Viktor Bout, le plus célèbre trafiquant d’armes du monde

Le Russe Viktor Bout, que la Thaïlande a refusé mardi d’extrader vers les Etats-Unis, personnifie le trafiquant d’armes international, malin et insaisissable dans un monde globalisé, qui a profité de la chute de l’empire soviétique pour accroître son pouvoir. Né, selon un rapport des Nations Unies, à Douchanbé (Tadjikistan) en 1967, Viktor Bout étudie à l’Institut militaire des langues étrangères de Moscou, avant d’entrer dans l’armée de l’Air. Il a toujours nié faire partie de l’ex-KGB, connu pour utiliser cette prestigieuse école comme l’un de ses viviers de recrutement.

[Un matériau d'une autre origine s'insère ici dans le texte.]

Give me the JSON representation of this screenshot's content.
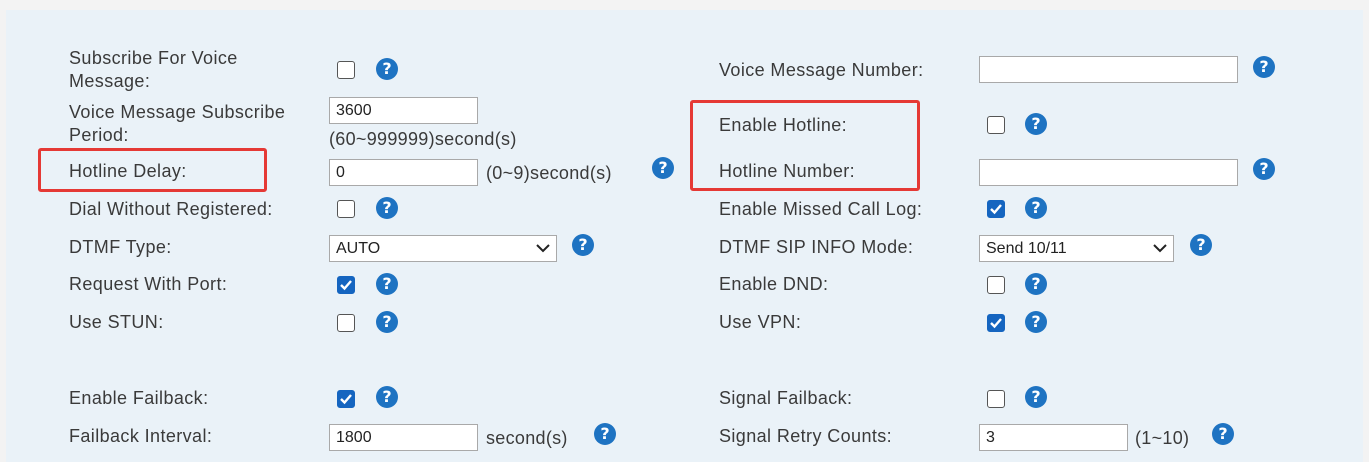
{
  "left": {
    "subscribe_voice_message": {
      "label": "Subscribe For Voice Message:",
      "checked": false
    },
    "voice_message_subscribe_period": {
      "label": "Voice Message Subscribe Period:",
      "value": "3600",
      "hint": "(60~999999)second(s)"
    },
    "hotline_delay": {
      "label": "Hotline Delay:",
      "value": "0",
      "hint": "(0~9)second(s)"
    },
    "dial_without_registered": {
      "label": "Dial Without Registered:",
      "checked": false
    },
    "dtmf_type": {
      "label": "DTMF Type:",
      "selected": "AUTO"
    },
    "request_with_port": {
      "label": "Request With Port:",
      "checked": true
    },
    "use_stun": {
      "label": "Use STUN:",
      "checked": false
    },
    "enable_failback": {
      "label": "Enable Failback:",
      "checked": true
    },
    "failback_interval": {
      "label": "Failback Interval:",
      "value": "1800",
      "hint": "second(s)"
    }
  },
  "right": {
    "voice_message_number": {
      "label": "Voice Message Number:",
      "value": ""
    },
    "enable_hotline": {
      "label": "Enable Hotline:",
      "checked": false
    },
    "hotline_number": {
      "label": "Hotline Number:",
      "value": ""
    },
    "enable_missed_call_log": {
      "label": "Enable Missed Call Log:",
      "checked": true
    },
    "dtmf_sip_info_mode": {
      "label": "DTMF SIP INFO Mode:",
      "selected": "Send 10/11"
    },
    "enable_dnd": {
      "label": "Enable DND:",
      "checked": false
    },
    "use_vpn": {
      "label": "Use VPN:",
      "checked": true
    },
    "signal_failback": {
      "label": "Signal Failback:",
      "checked": false
    },
    "signal_retry_counts": {
      "label": "Signal Retry Counts:",
      "value": "3",
      "hint": "(1~10)"
    }
  },
  "help_glyph": "?",
  "colors": {
    "accent": "#1565c0",
    "help": "#1e73c2",
    "highlight": "#e53935",
    "panel": "#eaf2f8"
  },
  "icons": {
    "help": "question-circle-icon",
    "dropdown": "chevron-down-icon",
    "check": "checkmark-icon"
  }
}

Lors d’une de ses rares interviews, accordée en 2003 au New York Times, il a assuré être entré dans «les affaires» en 1992 en rachetant, à 25 ans et pour 120.000 dollars, trois avions cargo Antonov. Selon l’ONU et les services occidentaux de renseignements, Viktor Bout, qui avait été en poste en Angola en 1990 et parle six langues, a été idéalement placé pour profiter, après la chute du mur de Berlin, des possibilités d’acheter à bas prix, dans des bases militaires livrées à elles-même, des armes et des matériels militaires soviétiques. Son coup de génie a été, plutôt que d’en sous-traiter le transport vers les zones de conflit, de constituer une flotte d’avions cargo, avec aux commandes des pilotes n’ayant pas froid aux yeux. Selon Amnesty International, il aurait contrôlé à un certain moment une cinquantaine d’appareils opérant à travers le globe, surtout en Afrique. Pour le journaliste américain Douglas Farah, co-auteur du livre-enquête «Merchant of Death», «c’était un officier soviétique qui a su saisir la chance présentée par trois facteurs nés de l’effondremement de l’Union Soviétique: des avions abandonnés sur des pistes entre Moscou et Kiev (…), d’énormes stocks d’armes gardés par des soldats que personne ne payait et l’explosion de la demande en armes». «Il a simplement relié les trois choses», a indiqué Farah à la revue américaine MotherJones, «récupérant les avions pour presque rien, les remplissant d’armes achetées bon marché et les expédiant à ceux qui pouvaient payer». Les enquêteurs de l’ONU, dans un «Portrait de Viktor Bout», indiquent que ce qui allait devenir le cœur de son empire, la société d’affrêtement aérien Air Cess, apparaît à Monrovia (Libéria) en 1996. A partir de là il ne va cesser de modifier les immatriculations, les enregistrements et les plans de vols de ses avions. Il opère depuis l’Afrique, mais aussi depuis le port belge d’Ostende puis les Emirats arabes unis, où il réside en famille pendant des années.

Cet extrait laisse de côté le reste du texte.